In other systems, a scan is done with sequential static acquisitions so the table moves to a certain position, stops and acquires the data, then moves to a different position for further acquisition and repeats the process until the procedure is finished. For Siemens’ system, the patient moves through the gantry and continuously obtains PET data.
What’s SPECT’s fate?
Even though these shiny, new modalities have stolen some of the spotlight from SPECT, it still might have a place in the future market. SNMMI’s Jadvar believes that SPECT and SPECT/CT will be around for a long time because not every country’s health system has the money to purchase more expensive imaging technologies.
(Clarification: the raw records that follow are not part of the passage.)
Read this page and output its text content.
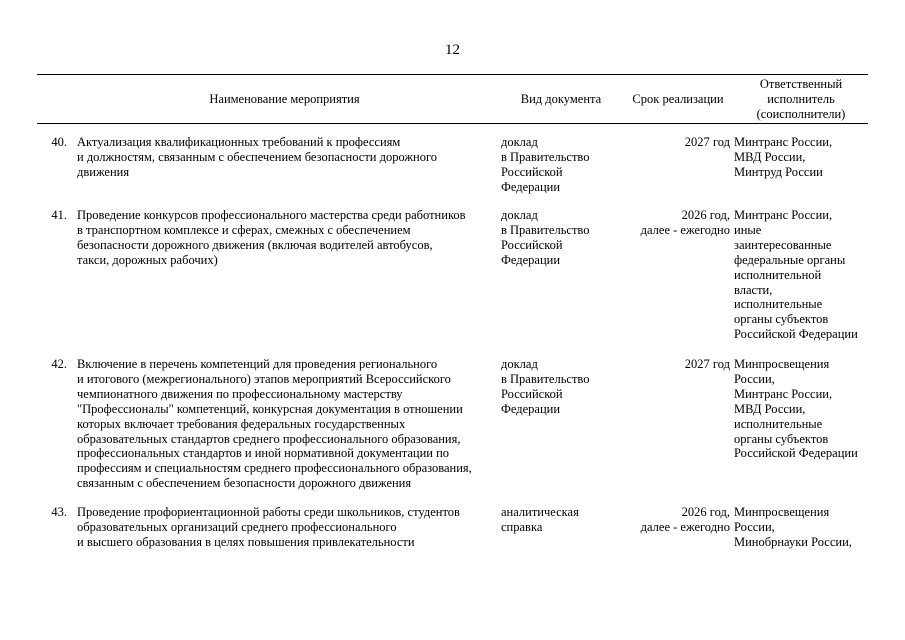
12
Наименование мероприятия	Вид документа	Срок реализации
Ответственный
исполнитель
(соисполнители)
40. Актуализация квалификационных требований к профессиям
и должностям, связанным с обеспечением безопасности дорожного
движения
доклад
в Правительство
Российской
Федерации
2027 год Минтранс России,
МВД России,
Минтруд России
41. Проведение конкурсов профессионального мастерства среди работников
в транспортном комплексе и сферах, смежных с обеспечением
безопасности дорожного движения (включая водителей автобусов,
такси, дорожных рабочих)
доклад
в Правительство
Российской
Федерации
2026 год,
далее - ежегодно
Минтранс России,
иные
заинтересованные
федеральные органы
исполнительной
власти,
исполнительные
органы субъектов
Российской Федерации
42. Включение в перечень компетенций для проведения регионального
и итогового (межрегионального) этапов мероприятий Всероссийского
чемпионатного движения по профессиональному мастерству
"Профессионалы" компетенций, конкурсная документация в отношении
которых включает требования федеральных государственных
образовательных стандартов среднего профессионального образования,
профессиональных стандартов и иной нормативной документации по
профессиям и специальностям среднего профессионального образования,
связанным с обеспечением безопасности дорожного движения
доклад
в Правительство
Российской
Федерации
2027 год Минпросвещения
России,
Минтранс России,
МВД России,
исполнительные
органы субъектов
Российской Федерации
43. Проведение профориентационной работы среди школьников, студентов
образовательных организаций среднего профессионального
и высшего образования в целях повышения привлекательности
аналитическая
справка
2026 год,
далее - ежегодно
Минпросвещения
России,
Минобрнауки России,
“People think more of the U.S. market but around the world, SPECT is still very important and it will continue to be important for a long, long time because not every country on the planet is going to have a PET scanner,” he says.
Additionally, there are some questions that can be answered without a PET scanner. Jadvar believes that there are a lot of cases that “can be answered just fine with tracers that have a long legacy and history.”
What may be surprising to some is that new SPECT cameras are still continuing to infiltrate the market. For example, the MultiCam 3000eco, a SPECT system envisioned by Eclipse and manufactured by InterMedical, just received FDA approval. It was designed and manufactured for brain imaging, but it can also be used for cardiac imaging — something SPECT has been good at for a long time.